# Color calibration PC monitor for movies



## nova (Apr 30, 2006)

Samsung 225bw. Picked it up about 2 years ago and today I was playing around with the color calibration. I just can't seem to get it where I want. Tried my old AVIA disk, but it does not seem to do much for this LED. Also been searching the net and trying setting that others' have used,... still not too happy. Anyone have any tips or suggestions? Don't get me wrong, it does have a very nice picture,... I just want to tweak it a little more :bigsmile:


----------



## eugovector (Sep 4, 2006)

You could netflix one of the newer discs, though I don't know if the content has changed all that much in terms of test patterns. Are you letting it warm up for 30 minutes+ before calibrating?


----------



## nova (Apr 30, 2006)

Yes, very well warmed up, it's on most of the day :bigsmile:

Funny thing, it was just different one day,... turned the power on to the monitor one day and there was the little icon and a little bubble note informing me that Microsoft had graciously updated my computer with the latest security patch and my machine had to be rebooted.

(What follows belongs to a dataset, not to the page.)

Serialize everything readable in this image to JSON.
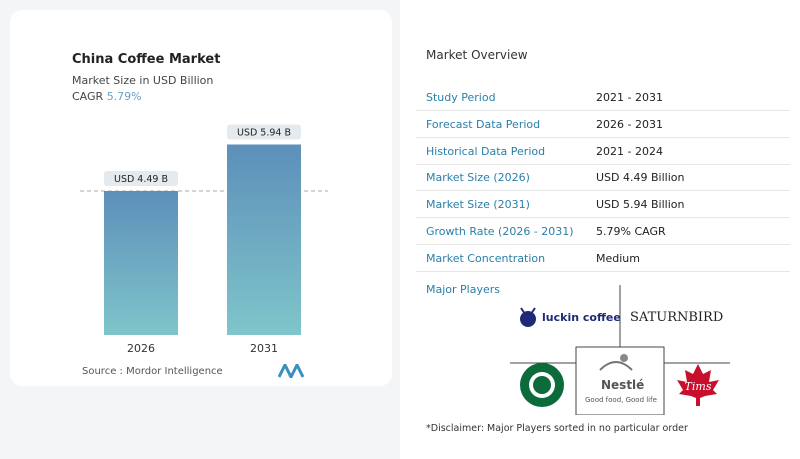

Searched all over for anything that may have been related to this, driver updates, color management profiles, yada, yada, yada,... finally decided I'd just recalibrate it. Started searching for threads on the subject and couldn't find any, there are a lot on the Sony GWIII so I figured there would be one or two on this one, but nope, not a one.

I do have it looking better, but still looking for any tweaks anyone might have.


----------